One of the conclusions from the security breach was that the “OPM lacked an effective managerial structure to implement reliable IT security policies.” This aligns well with the fact that, in the same survey noted above, 84% of CIOs reported that they lacked visibility into their mainframe environments and could not effectively track in real time who had accessed their mainframe data, through which applications, and for what purpose. This blind spot creates not only security risks, but compliance risks as well.

Rather than being lulled into a false sense of security, mainframe shops should be seeking out solutions that provide the same kind of cutting-edge real-time security controls that are implemented in open-system and cloud computing environments, such as SIEM (Security Information and Event Management) systems. An example of an innovative security solution that brings the latest in open-system security controls and processes to the mainframe world is CorreLog, which was acquired recently (November 2018) by BMC.

Can You Troubleshoot Your Legacy Software?

Not too long ago, one of our customers, a large banking institution, faced a crisis due to a relatively small bug in a legacy application that threatened to disrupt business-critical operations.
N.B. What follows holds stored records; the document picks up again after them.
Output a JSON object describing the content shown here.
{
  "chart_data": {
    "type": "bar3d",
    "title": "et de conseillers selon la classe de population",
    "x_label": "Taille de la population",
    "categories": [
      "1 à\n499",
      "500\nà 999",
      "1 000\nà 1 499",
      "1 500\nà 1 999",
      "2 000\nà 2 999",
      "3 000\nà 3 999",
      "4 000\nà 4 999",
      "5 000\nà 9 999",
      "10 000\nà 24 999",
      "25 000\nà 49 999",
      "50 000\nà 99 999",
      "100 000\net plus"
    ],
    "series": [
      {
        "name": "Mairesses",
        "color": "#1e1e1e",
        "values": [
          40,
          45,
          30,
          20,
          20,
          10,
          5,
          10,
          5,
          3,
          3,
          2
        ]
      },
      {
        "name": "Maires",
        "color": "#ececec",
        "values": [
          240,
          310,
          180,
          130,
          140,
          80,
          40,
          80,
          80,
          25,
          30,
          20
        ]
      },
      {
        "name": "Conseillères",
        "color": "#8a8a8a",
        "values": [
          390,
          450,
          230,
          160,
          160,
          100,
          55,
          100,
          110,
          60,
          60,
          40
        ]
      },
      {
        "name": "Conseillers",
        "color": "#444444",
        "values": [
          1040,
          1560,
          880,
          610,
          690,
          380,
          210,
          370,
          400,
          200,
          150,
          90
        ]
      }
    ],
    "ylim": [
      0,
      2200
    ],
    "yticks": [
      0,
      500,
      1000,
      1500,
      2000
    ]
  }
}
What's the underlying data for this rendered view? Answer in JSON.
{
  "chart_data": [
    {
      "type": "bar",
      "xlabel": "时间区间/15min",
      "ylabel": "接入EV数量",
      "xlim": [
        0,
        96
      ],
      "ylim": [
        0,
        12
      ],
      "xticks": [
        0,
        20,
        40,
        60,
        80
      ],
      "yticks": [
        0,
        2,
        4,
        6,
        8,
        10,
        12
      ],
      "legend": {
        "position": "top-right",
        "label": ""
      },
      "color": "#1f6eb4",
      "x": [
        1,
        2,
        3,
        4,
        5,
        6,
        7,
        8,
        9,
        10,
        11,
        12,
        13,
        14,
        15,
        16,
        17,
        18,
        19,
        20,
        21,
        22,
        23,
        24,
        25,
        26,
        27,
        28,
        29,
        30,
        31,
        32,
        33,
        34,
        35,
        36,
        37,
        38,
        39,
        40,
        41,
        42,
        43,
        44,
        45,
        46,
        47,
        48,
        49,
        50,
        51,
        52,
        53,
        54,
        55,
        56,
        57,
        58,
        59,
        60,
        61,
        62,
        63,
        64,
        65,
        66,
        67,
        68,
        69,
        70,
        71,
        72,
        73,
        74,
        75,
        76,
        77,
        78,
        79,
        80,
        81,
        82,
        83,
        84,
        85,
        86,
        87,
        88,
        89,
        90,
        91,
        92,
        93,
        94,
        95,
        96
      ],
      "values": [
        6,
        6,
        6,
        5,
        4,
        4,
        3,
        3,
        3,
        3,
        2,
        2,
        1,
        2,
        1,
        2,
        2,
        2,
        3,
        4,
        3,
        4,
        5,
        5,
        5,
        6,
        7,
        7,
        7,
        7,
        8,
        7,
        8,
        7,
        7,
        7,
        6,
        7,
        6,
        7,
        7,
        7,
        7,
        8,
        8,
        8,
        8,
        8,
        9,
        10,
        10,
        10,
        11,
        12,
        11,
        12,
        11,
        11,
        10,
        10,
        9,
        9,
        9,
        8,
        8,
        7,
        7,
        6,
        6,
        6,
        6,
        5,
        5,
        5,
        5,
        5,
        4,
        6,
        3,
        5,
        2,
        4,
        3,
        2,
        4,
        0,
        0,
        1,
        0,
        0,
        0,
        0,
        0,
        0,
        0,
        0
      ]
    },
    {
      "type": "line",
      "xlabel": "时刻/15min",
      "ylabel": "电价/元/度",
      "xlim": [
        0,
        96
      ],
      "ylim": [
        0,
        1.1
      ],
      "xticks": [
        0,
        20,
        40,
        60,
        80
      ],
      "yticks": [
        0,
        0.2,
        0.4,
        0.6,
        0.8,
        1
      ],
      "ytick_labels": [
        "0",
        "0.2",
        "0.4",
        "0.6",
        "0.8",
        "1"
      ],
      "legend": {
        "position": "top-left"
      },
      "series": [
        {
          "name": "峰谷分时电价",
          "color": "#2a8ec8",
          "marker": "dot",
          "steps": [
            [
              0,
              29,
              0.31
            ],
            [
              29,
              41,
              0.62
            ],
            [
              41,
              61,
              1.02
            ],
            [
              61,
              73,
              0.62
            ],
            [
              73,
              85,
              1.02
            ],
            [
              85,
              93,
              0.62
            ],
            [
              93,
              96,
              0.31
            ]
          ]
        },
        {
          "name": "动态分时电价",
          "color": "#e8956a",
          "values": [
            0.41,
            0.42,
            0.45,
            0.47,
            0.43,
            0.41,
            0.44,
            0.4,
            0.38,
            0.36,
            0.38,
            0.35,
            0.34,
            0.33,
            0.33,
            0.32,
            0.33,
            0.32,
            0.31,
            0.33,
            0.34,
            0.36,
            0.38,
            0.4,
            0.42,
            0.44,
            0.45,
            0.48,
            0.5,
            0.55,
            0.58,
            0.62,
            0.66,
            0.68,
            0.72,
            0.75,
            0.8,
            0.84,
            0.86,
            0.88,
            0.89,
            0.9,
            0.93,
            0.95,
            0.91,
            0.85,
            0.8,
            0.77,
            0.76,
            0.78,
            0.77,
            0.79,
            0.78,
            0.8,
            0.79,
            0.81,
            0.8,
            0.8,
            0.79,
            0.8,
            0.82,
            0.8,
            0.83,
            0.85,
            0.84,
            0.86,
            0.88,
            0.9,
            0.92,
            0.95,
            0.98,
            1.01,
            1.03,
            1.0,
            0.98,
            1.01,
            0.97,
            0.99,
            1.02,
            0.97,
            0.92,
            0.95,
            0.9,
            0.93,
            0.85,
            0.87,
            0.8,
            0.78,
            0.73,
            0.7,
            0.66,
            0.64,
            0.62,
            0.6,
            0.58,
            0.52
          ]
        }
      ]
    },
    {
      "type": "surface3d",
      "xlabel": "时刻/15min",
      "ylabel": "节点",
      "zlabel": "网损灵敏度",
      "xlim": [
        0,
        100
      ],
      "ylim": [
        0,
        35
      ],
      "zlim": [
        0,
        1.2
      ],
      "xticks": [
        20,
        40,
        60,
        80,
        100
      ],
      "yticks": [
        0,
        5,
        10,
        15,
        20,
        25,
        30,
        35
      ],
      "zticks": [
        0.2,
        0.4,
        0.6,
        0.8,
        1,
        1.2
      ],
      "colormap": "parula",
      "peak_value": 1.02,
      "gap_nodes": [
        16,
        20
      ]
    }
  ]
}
When the application was written decades ago in a now-obsolete mainframe development environment, it failed to take into account a calendar event that was unique to the year 2018. Because the application had worked faithfully for many years, no effort had been made to convert it into a more modern programming language. But now there was no one in the mainframe department who could troubleshoot the bug, and the original application developer had to be cajoled out of retirement to come and fix the problem. Although the story ultimately had a happy ending, it shook the confidence of the bank’s management in their mainframe environment.

However, the risk involved in migrating mainframe applications to new, non-mainframe platforms is also very high. These legacy mainframe applications embody a great deal of domain knowledge and drive core business activities—both as systems of record and increasingly as an integral part of systems of engagement. In a Forrester report published in March 2017, they found that 96% of new business initiatives involved the mainframe either as a system of record or engagement, or both.

A better strategy is to invest in continuously modernizing and repurposing legacy mainframe applications and processes—even if they are currently not broken. This way, you can improve performance, mitigate risk, and ensure that the current mainframe team has the skills to troubleshoot and resolve bugs.

A Final Note

Over the last fifty years, the mainframe has proven itself time and again as a resilient computing platform that adapts to and embraces the latest innovations in technology. Some of the most advanced 21st century technologies have already been successfully incorporated into mainframe hardware and operating systems, such as cloud connectivity, containers, and cutting-edge encryption.

Mainframe shops must look to the future with confidence and make sure their applications and processes are aligned with next-generation software approaches.  We are proud to be part of the cutting edge of mainframe evolution.